Antonio Filosa (born June 26, 1973) is an Italian business executive who has been chief executive officer (CEO) of the automotive group Stellantis since June 2025, succeeding Carlos Tavares. He is also chief operating officer (COO), of Stellantis North America. He previously held leadership roles at Fiat, FCA, and Stellantis, including CEO of the Jeep brand and head of operations in South America.

== Early life and education ==
Antonio Filosa was born in Castellammare di Stabia, Naples, Italy, on June 26, 1973. He graduated with a degree in industrial engineering from the Polytechnic University of Milan and later earned an Executive MBA from Fundação Dom Cabral in Brazil.

== Career ==
Filosa began his career in 1999 at Fiat, holding various positions in Europe (including Spain) and South America. From 2005, he focused on Fiat Chrysler Automobiles (FCA) operations in South America, becoming chief operating officer for the region in 2018. He retained this role after the merger of FCA with PSA to form Stellantis in 2021.

In November 2023, Filosa was appointed CEO of the Jeep brand, replacing Christian Meunier. His mandate included reversing declining sales, particularly in the North American market, where Stellantis had lost market share. As of 2025 Jeep sales have been in decline since 2019.

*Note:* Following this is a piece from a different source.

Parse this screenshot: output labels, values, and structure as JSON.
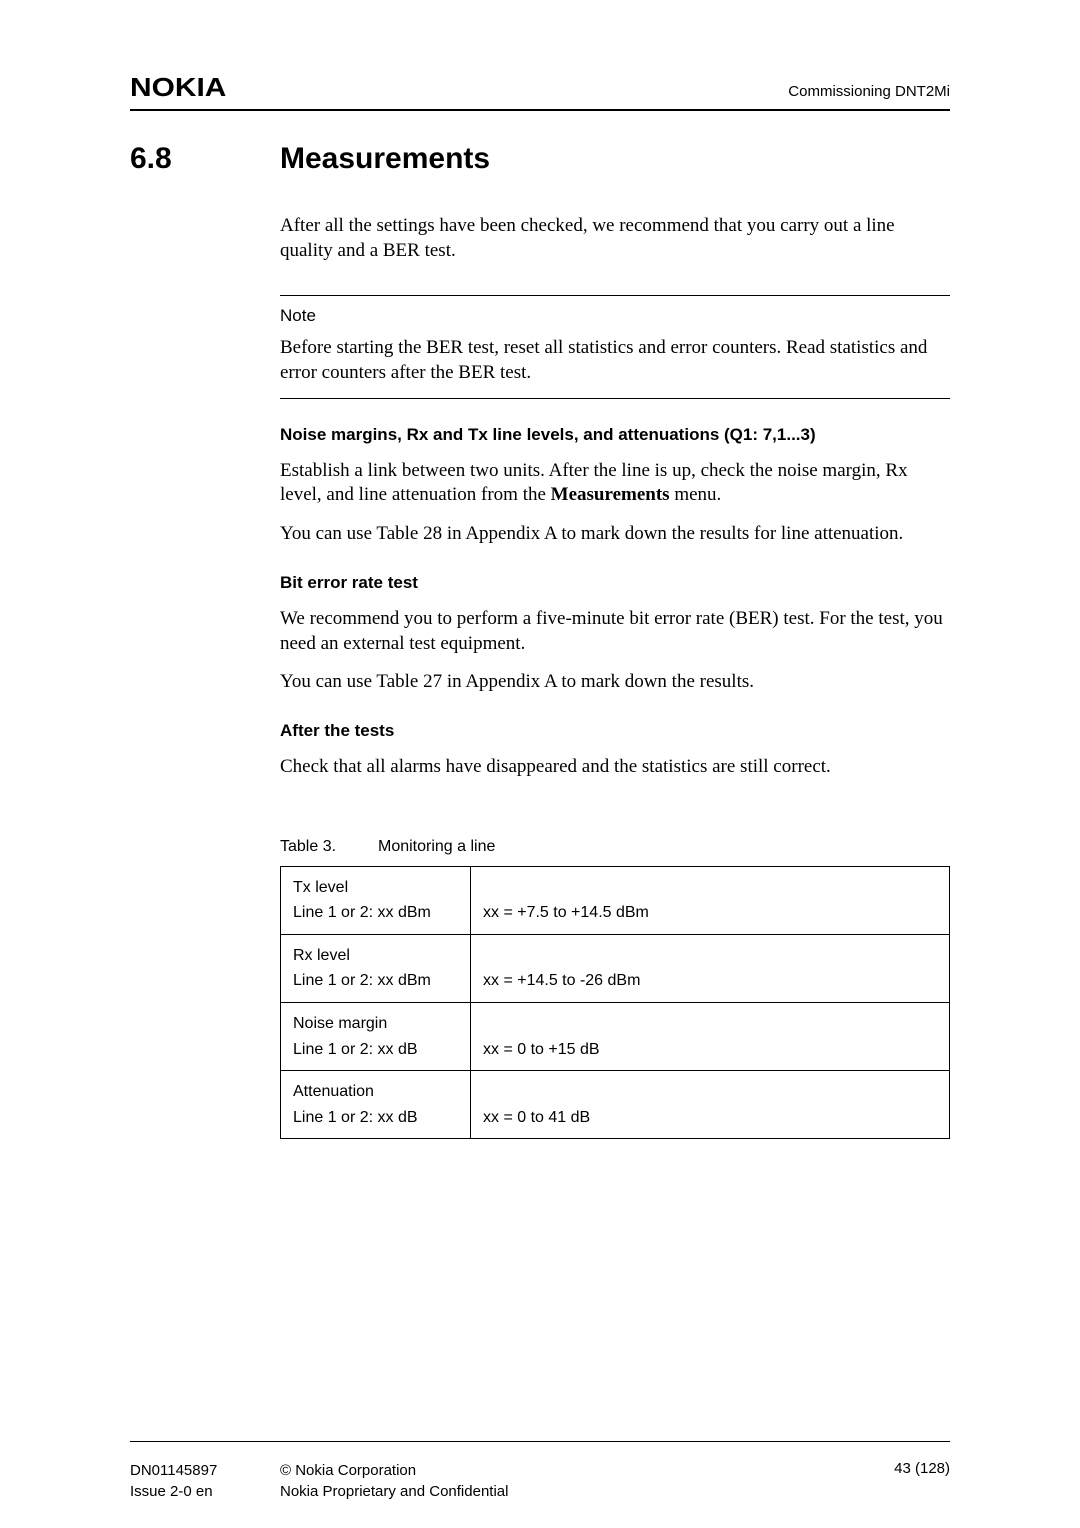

On May 28, 2025, Filosa was named CEO of Stellantis, succeeding Carlos Tavares, whose departure followed a profit and sales decline in 2024. His appointment was seen as a strategic move to restore confidence and revitalize the company's strategy under the chairmanship of John Elkann.

== Personal life ==
Filosa is married with two children. He is a dual citizen of Italy and Brazil.